“Quello a cui stiamo assistendo su Amt ha davvero dell’incredibile. La destra che ha governato Genova e governa la Liguria, e che ha avuto tutte le possibilità e tutti gli strumenti per affrontare per tempo i problemi dell’azienda, oggi sceglie di attaccare il Comune di Genova e la sindaca Silvia Salis proprio mentre l’amministrazione sta cercando di mettere una pezza a una crisi creata proprio da Bucci quando era sindaco”, dichiara il consigliere regionale del PD Andrea Orlando replicando alla destra su Amt.

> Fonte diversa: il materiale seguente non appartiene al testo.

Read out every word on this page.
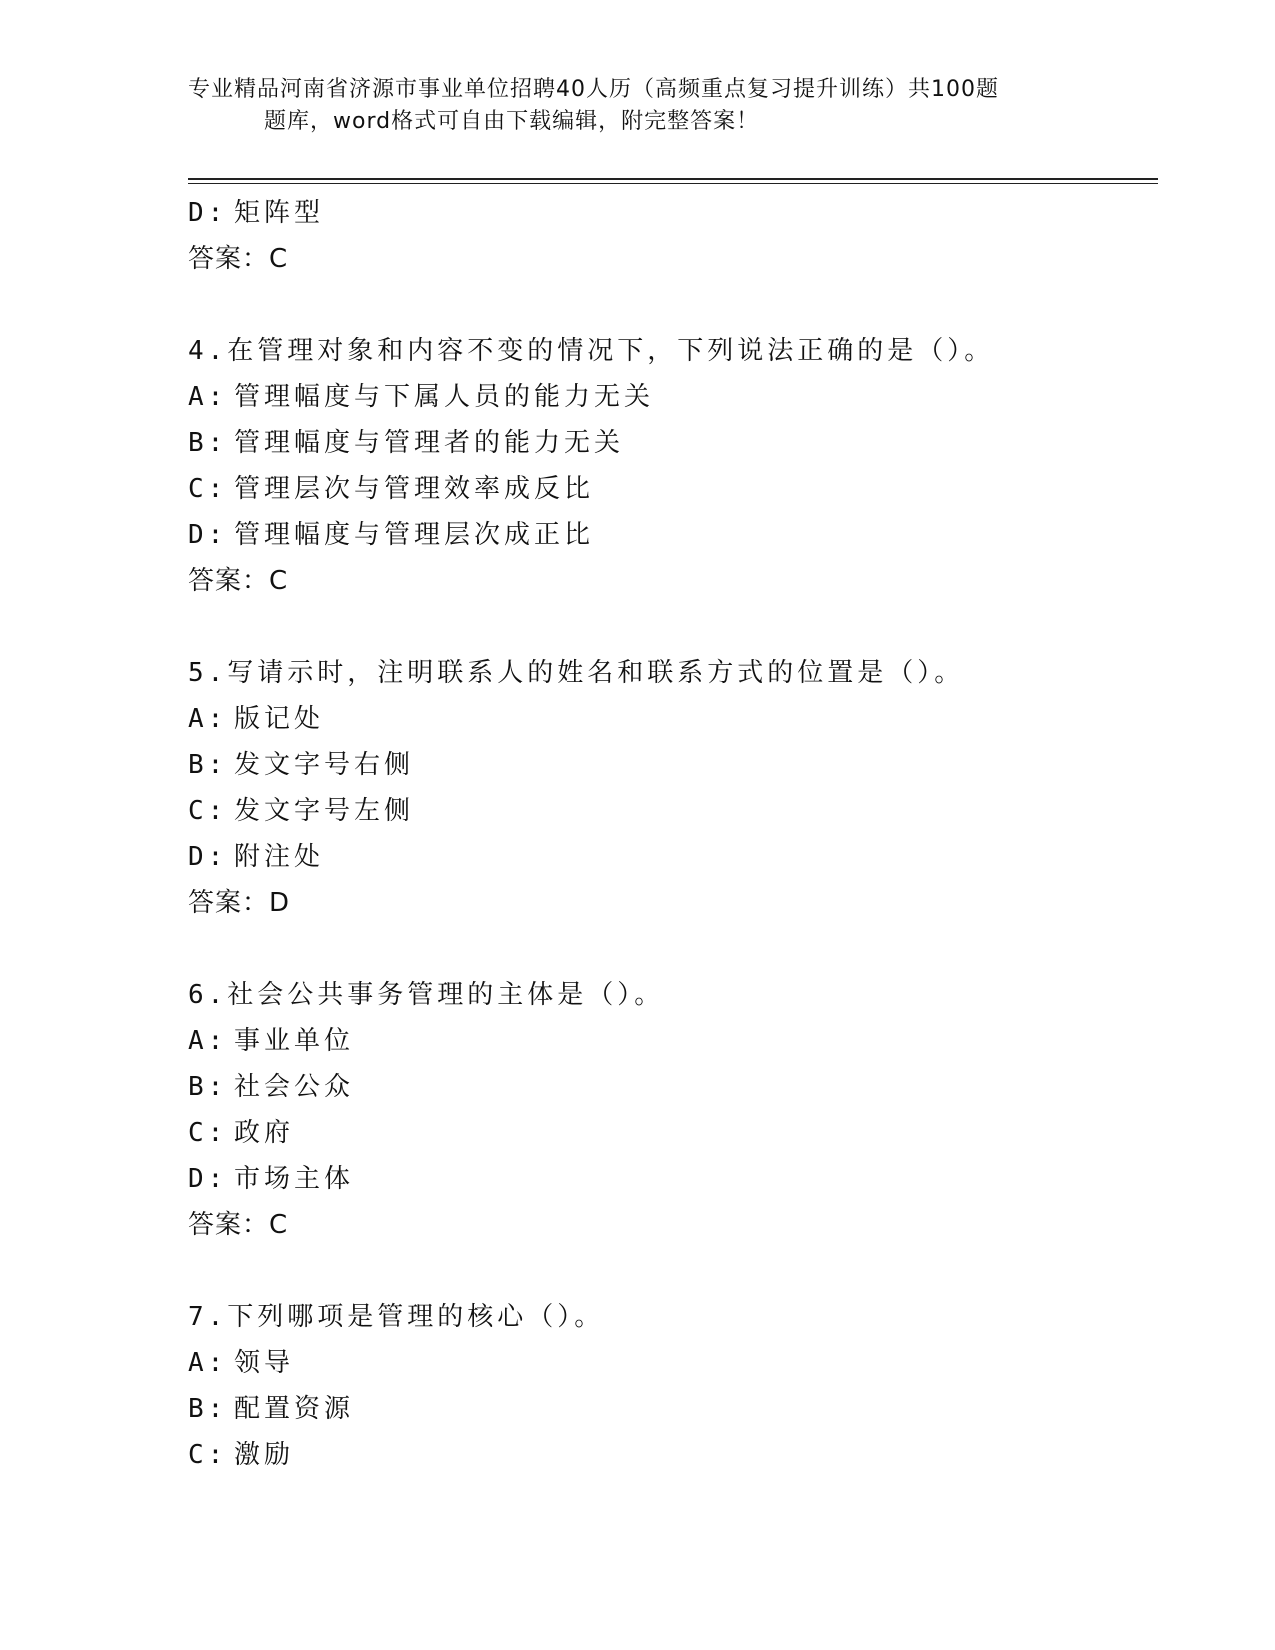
专业精品河南省济源市事业单位招聘40人历（高频重点复习提升训练）共100题
题库，word格式可自由下载编辑，附完整答案！
D: 矩阵型
答案：C
4.在管理对象和内容不变的情况下，下列说法正确的是（）。
A: 管理幅度与下属人员的能力无关
B: 管理幅度与管理者的能力无关
C: 管理层次与管理效率成反比
D: 管理幅度与管理层次成正比
答案：C
5.写请示时，注明联系人的姓名和联系方式的位置是（）。
A: 版记处
B: 发文字号右侧
C: 发文字号左侧
D: 附注处
答案：D
6.社会公共事务管理的主体是（）。
A: 事业单位
B: 社会公众
C: 政府
D: 市场主体
答案：C
7.下列哪项是管理的核心（）。
A: 领导
B: 配置资源
C: 激励
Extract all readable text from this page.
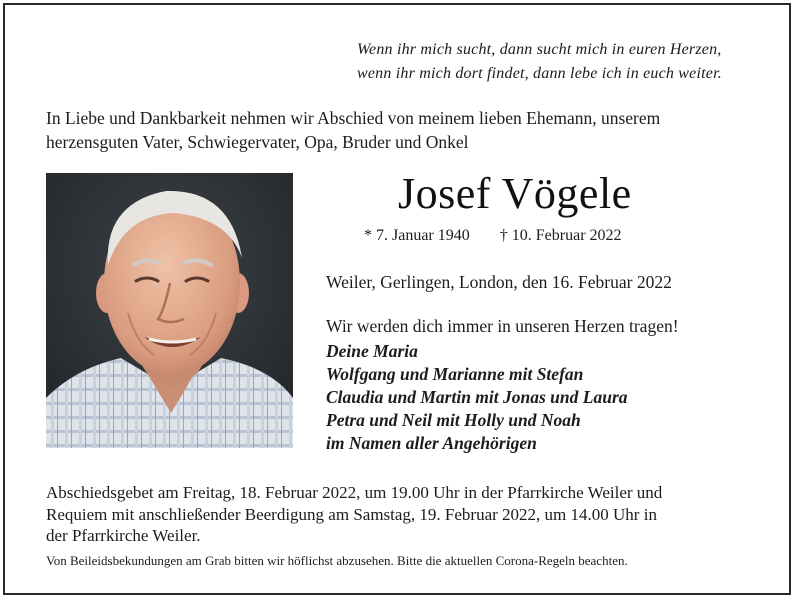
Wenn ihr mich sucht, dann sucht mich in euren Herzen,
wenn ihr mich dort findet, dann lebe ich in euch weiter.
In Liebe und Dankbarkeit nehmen wir Abschied von meinem lieben Ehemann, unserem
herzensguten Vater, Schwiegervater, Opa, Bruder und Onkel
Josef Vögele
* 7. Januar 1940 † 10. Februar 2022
Weiler, Gerlingen, London, den 16. Februar 2022
Wir werden dich immer in unseren Herzen tragen!
Deine Maria
Wolfgang und Marianne mit Stefan
Claudia und Martin mit Jonas und Laura
Petra und Neil mit Holly und Noah
im Namen aller Angehörigen
Abschiedsgebet am Freitag, 18. Februar 2022, um 19.00 Uhr in der Pfarrkirche Weiler und
Requiem mit anschließender Beerdigung am Samstag, 19. Februar 2022, um 14.00 Uhr in
der Pfarrkirche Weiler.
Von Beileidsbekundungen am Grab bitten wir höflichst abzusehen. Bitte die aktuellen Corona-Regeln beachten.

“Se AMT funzionava così bene fino a giugno 2025, come sostengono oggi i capigruppo della destra, perché pochi mesi fa è stato necessario approvare d’urgenza una legge regionale per mettere in campo fino a 40 milioni per il risanamento dell’azienda?”, domanda Orlando.
“Con l’ulteriore stanziamento di 2 milioni la sindaca Salis e il vicesindaco Terrile stanno cercando di limitare i tagli e garantire il servizio e affrontare la crisi con serietà. La Regione faccia altrettanto, invece di usare i 15 milioni promessi come strumento di polemica politica. Se quei soldi sono stati garantiti, si dica chiaramente quando verranno messi a disposizione, insieme al resto delle risorse promesse all’interno di un disegno complessivo di riorganizzazione del tpl regionale che continua a non esserci. AMT è il trasporto locale ligure hanno bisogno di responsabilità e collaborazione istituzionale, non di propaganda. La destra smetta di attaccare chi sta cercando di rimediare a guai prodotti esclusivamente dalla precedente amministrazione, e faccia la propria parte come sta facendo oggi il Comune di Genova per tutelare lavoratori e cittadini”, conclude Orlando.